Monoclonal antibodies to rat Na+,K+-ATPase block enzymatic activity.

Abstract

A panel of 9 mouse monoclonal antibodies was prepared against purified preparations of rat kidney Na+,K+-ATPase. Selection for specific antibody was based upon the ability of crude hybridoma fluids to inhibit Na+-ATPase activity (using luciferase-linked ATPase assays) and upon antibody binding to both the purified kidney membrane enzyme and to glutaraldehyde-fixed hepatocytes by using standard enzyme-linked immunoadsorbent assays. After immunoaffinity purification, 2 of the antibodies (both of the IgG1 subclass) fully inhibit kidney and liver membrane Na+,K+-ATPase activity with Ki (apparent) values of 30 nM (9-A5) and 600 nM (9-B1).

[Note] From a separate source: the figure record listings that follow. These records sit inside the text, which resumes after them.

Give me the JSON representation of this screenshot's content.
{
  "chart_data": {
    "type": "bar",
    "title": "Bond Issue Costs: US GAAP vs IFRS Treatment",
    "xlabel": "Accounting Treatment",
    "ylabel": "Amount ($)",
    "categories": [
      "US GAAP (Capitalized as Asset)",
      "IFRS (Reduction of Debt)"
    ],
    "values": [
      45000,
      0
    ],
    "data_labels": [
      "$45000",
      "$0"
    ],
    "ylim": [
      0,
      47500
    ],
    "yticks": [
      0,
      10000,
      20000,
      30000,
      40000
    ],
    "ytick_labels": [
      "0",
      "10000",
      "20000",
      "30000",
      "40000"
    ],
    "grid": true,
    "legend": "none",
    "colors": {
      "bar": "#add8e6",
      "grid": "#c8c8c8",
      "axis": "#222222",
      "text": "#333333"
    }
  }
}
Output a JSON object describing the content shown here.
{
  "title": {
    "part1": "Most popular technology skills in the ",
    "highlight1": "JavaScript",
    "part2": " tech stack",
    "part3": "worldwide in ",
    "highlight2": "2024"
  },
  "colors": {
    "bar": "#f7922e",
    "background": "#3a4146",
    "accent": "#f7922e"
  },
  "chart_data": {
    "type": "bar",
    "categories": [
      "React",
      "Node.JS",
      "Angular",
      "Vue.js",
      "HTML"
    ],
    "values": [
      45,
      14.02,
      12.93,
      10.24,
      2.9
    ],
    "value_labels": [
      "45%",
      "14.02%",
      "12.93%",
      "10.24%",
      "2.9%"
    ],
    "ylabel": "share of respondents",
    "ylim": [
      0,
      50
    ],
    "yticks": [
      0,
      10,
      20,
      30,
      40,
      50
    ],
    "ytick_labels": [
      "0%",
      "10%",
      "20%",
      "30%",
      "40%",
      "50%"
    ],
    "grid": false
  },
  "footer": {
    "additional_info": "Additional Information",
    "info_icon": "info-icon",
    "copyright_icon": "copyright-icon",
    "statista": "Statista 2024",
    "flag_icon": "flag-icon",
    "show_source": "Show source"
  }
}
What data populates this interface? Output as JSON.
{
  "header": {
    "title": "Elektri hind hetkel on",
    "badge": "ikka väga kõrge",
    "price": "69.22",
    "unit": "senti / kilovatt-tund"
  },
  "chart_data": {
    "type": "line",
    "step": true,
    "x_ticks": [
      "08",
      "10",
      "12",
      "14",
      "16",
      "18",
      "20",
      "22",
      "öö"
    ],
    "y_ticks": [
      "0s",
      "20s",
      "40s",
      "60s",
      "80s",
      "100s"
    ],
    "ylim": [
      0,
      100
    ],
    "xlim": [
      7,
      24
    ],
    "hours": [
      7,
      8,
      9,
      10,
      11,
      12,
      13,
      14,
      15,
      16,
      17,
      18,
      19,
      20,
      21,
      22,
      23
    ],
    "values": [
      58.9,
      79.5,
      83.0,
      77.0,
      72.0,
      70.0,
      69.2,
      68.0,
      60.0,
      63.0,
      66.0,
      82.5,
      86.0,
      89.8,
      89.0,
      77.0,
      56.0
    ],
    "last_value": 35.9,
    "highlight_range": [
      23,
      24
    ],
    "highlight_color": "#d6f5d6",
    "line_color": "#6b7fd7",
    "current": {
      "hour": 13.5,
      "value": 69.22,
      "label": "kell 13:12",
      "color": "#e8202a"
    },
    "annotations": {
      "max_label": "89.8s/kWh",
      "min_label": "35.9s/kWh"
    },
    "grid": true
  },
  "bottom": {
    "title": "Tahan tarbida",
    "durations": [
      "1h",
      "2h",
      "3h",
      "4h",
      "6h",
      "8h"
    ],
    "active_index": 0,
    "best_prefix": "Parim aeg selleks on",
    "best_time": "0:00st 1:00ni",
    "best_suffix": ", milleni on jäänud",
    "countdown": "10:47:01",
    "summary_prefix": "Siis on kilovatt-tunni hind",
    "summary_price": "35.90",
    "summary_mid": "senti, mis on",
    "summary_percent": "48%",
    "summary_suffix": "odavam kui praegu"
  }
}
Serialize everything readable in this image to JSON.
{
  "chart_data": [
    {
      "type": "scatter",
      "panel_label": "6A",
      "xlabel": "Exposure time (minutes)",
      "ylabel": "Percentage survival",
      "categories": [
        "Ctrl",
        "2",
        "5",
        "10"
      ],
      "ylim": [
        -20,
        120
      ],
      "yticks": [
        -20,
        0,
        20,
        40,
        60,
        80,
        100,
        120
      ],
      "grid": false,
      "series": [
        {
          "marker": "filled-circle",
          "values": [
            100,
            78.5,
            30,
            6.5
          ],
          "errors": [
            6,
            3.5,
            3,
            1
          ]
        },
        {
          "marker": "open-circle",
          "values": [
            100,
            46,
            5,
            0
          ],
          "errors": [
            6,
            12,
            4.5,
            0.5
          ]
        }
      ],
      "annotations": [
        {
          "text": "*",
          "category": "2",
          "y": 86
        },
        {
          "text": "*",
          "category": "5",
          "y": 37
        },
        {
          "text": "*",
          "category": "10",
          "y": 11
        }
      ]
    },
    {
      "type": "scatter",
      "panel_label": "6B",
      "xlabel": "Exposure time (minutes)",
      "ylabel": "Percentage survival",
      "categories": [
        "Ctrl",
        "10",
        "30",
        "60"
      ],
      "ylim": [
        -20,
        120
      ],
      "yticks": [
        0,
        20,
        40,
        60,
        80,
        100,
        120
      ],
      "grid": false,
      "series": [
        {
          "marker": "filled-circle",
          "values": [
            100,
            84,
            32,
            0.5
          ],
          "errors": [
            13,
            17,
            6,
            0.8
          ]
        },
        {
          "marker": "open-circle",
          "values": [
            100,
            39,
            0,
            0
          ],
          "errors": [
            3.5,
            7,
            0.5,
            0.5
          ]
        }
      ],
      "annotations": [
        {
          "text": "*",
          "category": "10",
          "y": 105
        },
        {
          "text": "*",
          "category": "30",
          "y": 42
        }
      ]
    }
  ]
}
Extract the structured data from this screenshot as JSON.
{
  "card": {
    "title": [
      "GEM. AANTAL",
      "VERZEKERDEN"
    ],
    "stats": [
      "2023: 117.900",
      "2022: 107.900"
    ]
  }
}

Immunoblots demonstrate directly that 3 different 125I-labeled antibodies (6-4, 9-A5, and 9-B1) bind predominantly to a 94,000 MW protein that comigrates in NaDodSO4/polyacrylamide gels with the fluorescein isothiocyanate-labeled .alpha. subunit of the Na+,K+-ATPase. Indirect immunofluorescence studies with these antibodies on paraformaldehyde-fixed liver slices reveal staining patterns congruent with bile canalicular membrane domains. The antibodies probably exert inhibitory effects by recognizing .alpha. subunits of both liver and kidney Na+ pumps in their native conformations.